A Secret Sisterhood: The Literary Friendships of Jane Austen, Charlotte Brontë, George Eliot and Virginia Woolf
By Emily Midorikawa and Emma Claire Sweeney. (Houghton Mifflin Harcourt, 336 pages, $27.)
We picture them writing alone in their sitting rooms, but those famous female authors were not as isolated as their biographies made them seem.
A pair of emerging authors fleshes out the friendships that helped propel Jane Austen, Charlotte Brontë, George Eliot, Harriet Beecher Stowe and Virginia Woolf.
For Austen there was a playwriting governess, Anne Sharp. For Charlotte Brontë, there was a feisty friend, Mary Taylor. George Eliot and Harriet Beecher Stowe, the most famous female authors of their day, compared notes across the ocean. For Virginia Woolf, there was Katherine Mansfield, a full-service friend/foe/muse.
These relationships weren't all sweetness. They were fraught with the frustrations facing women of their days, with a little competition — and perhaps jealousy — thrown in.
For Austen and Brontë, the authors combed the scant surviving records for evidence, and some imagination was required to fill gaps.
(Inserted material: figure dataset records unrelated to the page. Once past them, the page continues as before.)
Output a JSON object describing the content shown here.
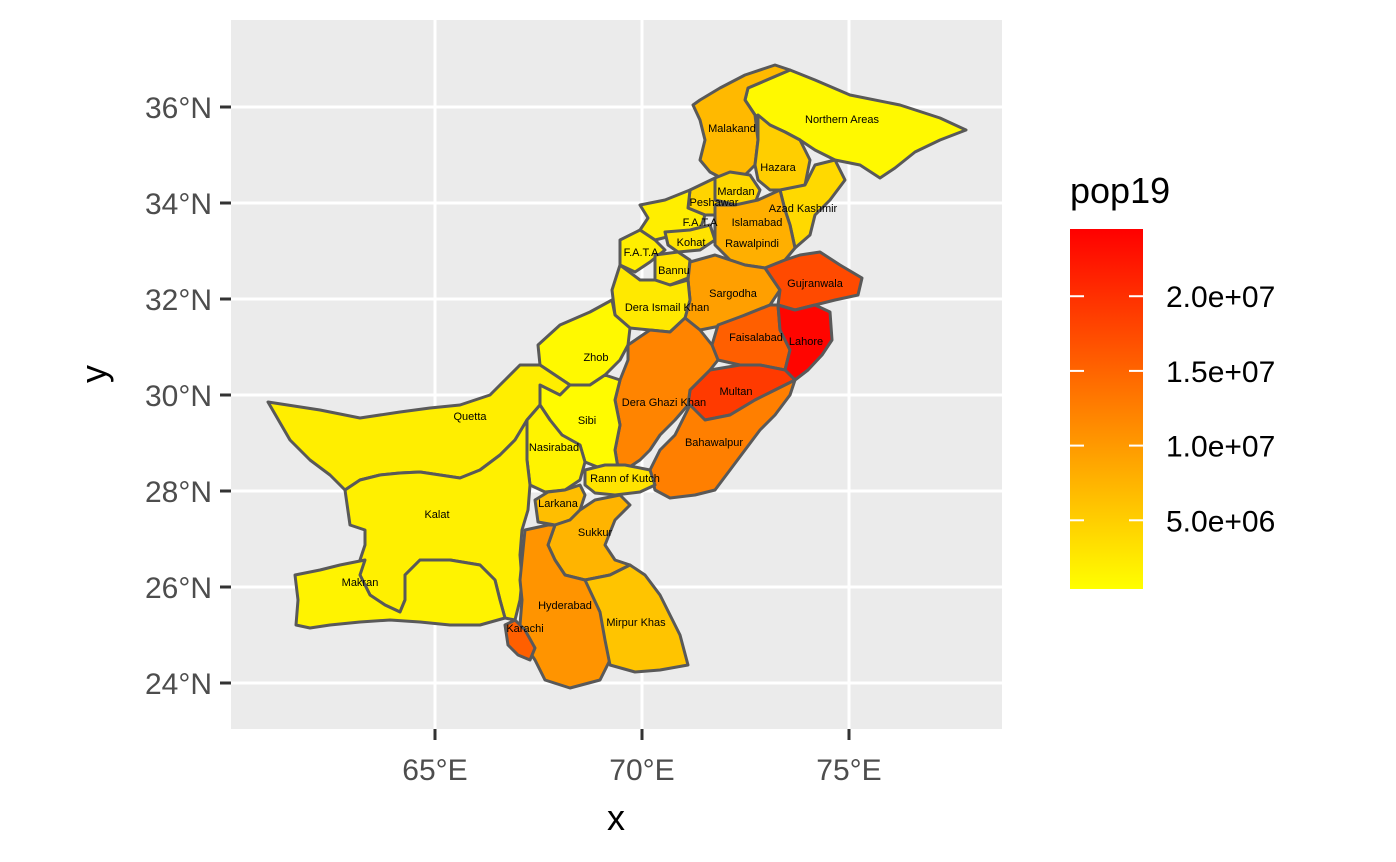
{
  "chart_data": {
    "type": "choropleth",
    "x_axis": {
      "title": "x",
      "ticks": [
        {
          "value": 65,
          "label": "65°E"
        },
        {
          "value": 70,
          "label": "70°E"
        },
        {
          "value": 75,
          "label": "75°E"
        }
      ]
    },
    "y_axis": {
      "title": "y",
      "ticks": [
        {
          "value": 24,
          "label": "24°N"
        },
        {
          "value": 26,
          "label": "26°N"
        },
        {
          "value": 28,
          "label": "28°N"
        },
        {
          "value": 30,
          "label": "30°N"
        },
        {
          "value": 32,
          "label": "32°N"
        },
        {
          "value": 34,
          "label": "34°N"
        },
        {
          "value": 36,
          "label": "36°N"
        }
      ]
    },
    "legend": {
      "title": "pop19",
      "position": "right",
      "low_color": "#ffff00",
      "high_color": "#ff0000",
      "min": 400000,
      "max": 24500000,
      "breaks": [
        {
          "value": 5000000,
          "label": "5.0e+06"
        },
        {
          "value": 10000000,
          "label": "1.0e+07"
        },
        {
          "value": 15000000,
          "label": "1.5e+07"
        },
        {
          "value": 20000000,
          "label": "2.0e+07"
        }
      ]
    },
    "panel_background": "#ebebeb",
    "grid_color": "#ffffff",
    "border_color": "#595959",
    "regions": [
      {
        "name": "Northern Areas",
        "pop19": 1000000
      },
      {
        "name": "Malakand",
        "pop19": 7000000
      },
      {
        "name": "Hazara",
        "pop19": 5000000
      },
      {
        "name": "Mardan",
        "pop19": 4000000
      },
      {
        "name": "Peshawar",
        "pop19": 4500000
      },
      {
        "name": "Azad Kashmir",
        "pop19": 4000000
      },
      {
        "name": "F.A.T.A",
        "pop19": 2000000
      },
      {
        "name": "Islamabad",
        "pop19": 2000000
      },
      {
        "name": "Kohat",
        "pop19": 3000000
      },
      {
        "name": "Rawalpindi",
        "pop19": 8000000
      },
      {
        "name": "F.A.T.A",
        "pop19": 2000000
      },
      {
        "name": "Bannu",
        "pop19": 3000000
      },
      {
        "name": "Sargodha",
        "pop19": 9500000
      },
      {
        "name": "Gujranwala",
        "pop19": 17500000
      },
      {
        "name": "Dera Ismail Khan",
        "pop19": 2500000
      },
      {
        "name": "Faisalabad",
        "pop19": 15500000
      },
      {
        "name": "Lahore",
        "pop19": 24000000
      },
      {
        "name": "Zhob",
        "pop19": 1000000
      },
      {
        "name": "Multan",
        "pop19": 19000000
      },
      {
        "name": "Quetta",
        "pop19": 2000000
      },
      {
        "name": "Dera Ghazi Khan",
        "pop19": 12000000
      },
      {
        "name": "Sibi",
        "pop19": 800000
      },
      {
        "name": "Nasirabad",
        "pop19": 1500000
      },
      {
        "name": "Bahawalpur",
        "pop19": 12500000
      },
      {
        "name": "Rann of Kutch",
        "pop19": 3000000
      },
      {
        "name": "Kalat",
        "pop19": 1800000
      },
      {
        "name": "Larkana",
        "pop19": 6500000
      },
      {
        "name": "Sukkur",
        "pop19": 7500000
      },
      {
        "name": "Makran",
        "pop19": 1500000
      },
      {
        "name": "Hyderabad",
        "pop19": 10500000
      },
      {
        "name": "Mirpur Khas",
        "pop19": 6000000
      },
      {
        "name": "Karachi",
        "pop19": 15500000
      }
    ]
  }
}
For Eliot and Woolf, they pored over letters from them and articles about them — and interpretations that they want to set straight. The typical Woolf/Mansfield narrative dwells too much on their moments of friction, they argue.
The result is a window into the role that literary colleagues played in the work of these women, and an intriguing study of the interplay between inspiration and envy.